Dkts. 36, 43, 44. Mr. Mendheim then sought relief pursuant to 28 U.S.C. § 2255. In response to the § 2255 motion, the United States requested an evidentiary hearing to develop Mr. Mendheim's claims. Dkt. 12. The Court found that an evidentiary hearing was necessary and appointed counsel to represent Mr. Mendheim. Dkt. 18. III. The Evidentiary Hearing At the hearing, Mr. Mendheim, his trial counsel Gwendolyn Beitz, and probation officer Kristine Talley testified regarding whether Mr. Mendheim asked Ms. Beitz to file a notice of appeal and whether Mr. Mendheim was competent to enter his guilty plea. Based on the testimony and the exhibits, the Court makes the following findings of fact. A. Notice of Appeal Ms. Beitz testified at the hearing that she understood the importance of a defendant's right

to appeal, that she would have filed an appeal if Mr. Mendeheim had requested it, and that he never requested one. Specifically, when asked about deciding whether to appeal, she stated, "it is Mr. Mendheim's decision. It is the client's decision . . . . We appeal cases that the client requests an appeal to be started, and even if they just ask for it to be started, the appellate team starts it, begins the process." Dkt. 49 at 177:8-13. She testified as follows regarding her interaction with Mr.
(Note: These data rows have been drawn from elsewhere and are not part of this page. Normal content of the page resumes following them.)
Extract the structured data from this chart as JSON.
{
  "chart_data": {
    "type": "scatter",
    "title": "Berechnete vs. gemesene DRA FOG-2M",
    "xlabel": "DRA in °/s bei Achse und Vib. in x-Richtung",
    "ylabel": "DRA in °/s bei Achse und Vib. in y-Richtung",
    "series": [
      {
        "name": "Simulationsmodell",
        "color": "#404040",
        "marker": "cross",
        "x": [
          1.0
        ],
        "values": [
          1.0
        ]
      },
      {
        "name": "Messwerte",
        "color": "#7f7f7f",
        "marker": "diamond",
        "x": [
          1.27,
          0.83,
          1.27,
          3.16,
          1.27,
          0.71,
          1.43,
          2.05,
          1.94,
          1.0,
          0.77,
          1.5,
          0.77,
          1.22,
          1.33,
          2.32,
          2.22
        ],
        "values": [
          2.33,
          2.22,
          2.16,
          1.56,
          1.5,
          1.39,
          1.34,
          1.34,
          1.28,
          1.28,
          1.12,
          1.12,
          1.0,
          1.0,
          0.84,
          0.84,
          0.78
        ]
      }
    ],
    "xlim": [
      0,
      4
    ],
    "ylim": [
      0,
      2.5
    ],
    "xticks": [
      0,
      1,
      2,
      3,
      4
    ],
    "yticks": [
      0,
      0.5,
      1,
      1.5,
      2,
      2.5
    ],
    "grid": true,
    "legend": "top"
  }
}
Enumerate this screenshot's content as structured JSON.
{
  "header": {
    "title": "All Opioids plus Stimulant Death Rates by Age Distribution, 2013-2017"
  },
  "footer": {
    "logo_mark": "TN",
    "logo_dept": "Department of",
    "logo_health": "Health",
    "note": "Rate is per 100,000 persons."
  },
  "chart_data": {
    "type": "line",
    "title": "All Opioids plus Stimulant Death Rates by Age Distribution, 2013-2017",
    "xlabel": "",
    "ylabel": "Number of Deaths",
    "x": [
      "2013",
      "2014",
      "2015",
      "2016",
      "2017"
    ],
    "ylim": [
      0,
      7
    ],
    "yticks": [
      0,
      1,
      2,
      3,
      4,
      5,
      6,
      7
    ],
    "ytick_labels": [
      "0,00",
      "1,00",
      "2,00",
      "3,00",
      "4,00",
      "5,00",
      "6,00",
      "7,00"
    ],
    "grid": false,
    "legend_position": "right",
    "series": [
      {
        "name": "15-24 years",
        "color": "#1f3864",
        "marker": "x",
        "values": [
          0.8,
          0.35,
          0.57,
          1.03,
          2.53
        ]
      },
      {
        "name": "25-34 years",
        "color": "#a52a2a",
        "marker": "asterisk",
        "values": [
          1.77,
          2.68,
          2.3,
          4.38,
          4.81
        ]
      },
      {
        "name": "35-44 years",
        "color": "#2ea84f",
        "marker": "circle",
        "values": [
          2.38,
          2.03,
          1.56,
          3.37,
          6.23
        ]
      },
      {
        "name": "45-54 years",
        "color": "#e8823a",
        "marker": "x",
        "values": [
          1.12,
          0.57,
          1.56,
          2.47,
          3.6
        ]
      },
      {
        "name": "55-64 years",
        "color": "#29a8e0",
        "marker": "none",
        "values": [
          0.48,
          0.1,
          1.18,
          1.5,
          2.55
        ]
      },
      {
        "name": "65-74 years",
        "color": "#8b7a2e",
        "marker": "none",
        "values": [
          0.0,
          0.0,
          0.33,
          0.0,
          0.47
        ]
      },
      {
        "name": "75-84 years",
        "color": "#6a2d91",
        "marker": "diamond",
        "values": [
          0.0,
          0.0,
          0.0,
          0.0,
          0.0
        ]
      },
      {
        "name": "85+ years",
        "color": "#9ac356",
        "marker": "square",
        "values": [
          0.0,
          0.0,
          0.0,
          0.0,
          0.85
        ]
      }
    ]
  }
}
Mendheim: I do recall asking if there is anything we could do. That is not an uncommon question. Is there anything we can appeal and indicating that we had received the benefit of the C plea, and that that was a part of the, the agreement was we couldn't appeal that. The sentence was within the range. The plea was accepted, and he had waived his right.

Id. at 175:12-17. She testified that after she explained to him her opinion that he did not have a basis for an appeal, he did not direct her to file a notice of appeal. Id. at 155:14-18. She stated that if Mr. Mendheim had asked to appeal, "there would have been letters going out from the appellate team and a video set up, and an appeal would have been filed." Id. at 176:3-5. There were no appellate records for Mr. Mendheim in her office, which meant that he had not contacted her office to request that an appeal be filed. Id. at 156:9-13. Mr. Mendheim testified that he called Ms. Beitz and stated that he wanted to appeal, that she told him that he had no grounds for a direct appeal, and that he left it at that. Id. at 12:11-15. Based on its evaluation of the testimony and evidence, the Court credits Ms. Beitz's testimony that Mr. Mendheim did not direct her to file a direct appeal. First, Ms. Beitz testified clearly that she understands the importance of a defendant's right to appeal and her office's strict procedures for when a defendant requests that an appeal be filed. See id. at 177:8-13. In addition, the evidence at the hearing demonstrated Ms. Beitz's willingness to follow Mr. Mendheim's requests. For example, when Mr. Mendheim asked her to withdraw his plea, she responded to him

in writing, providing him with relevant caselaw, and met with him. Exhibit 11. While she did not believe a motion to withdraw would succeed, she explained in her letter to him, "the decision is yours to make. I stand ready to assist you in any way I can." Id. at 3. In addition, at the beginning of the case, Mr. Mendheim requested a detention hearing, and Ms. Beitz pursued the hearing even though she did not believe it would be successful. Dkt. 49 at 116:20-117:1. She explained: "That is his decision." Id. at 117:1. Similarly, Ms. Beitz communicated a counteroffer to the government's plea agreement even though she did not believe it would be accepted. She explained she did so: "Because it is something my client has asked me to communicate as a counteroffer so I did." Id. at 135:13-17. B. Mr. Mendheim's Competency

Ms. Beitz testified that early in her representation of Mr.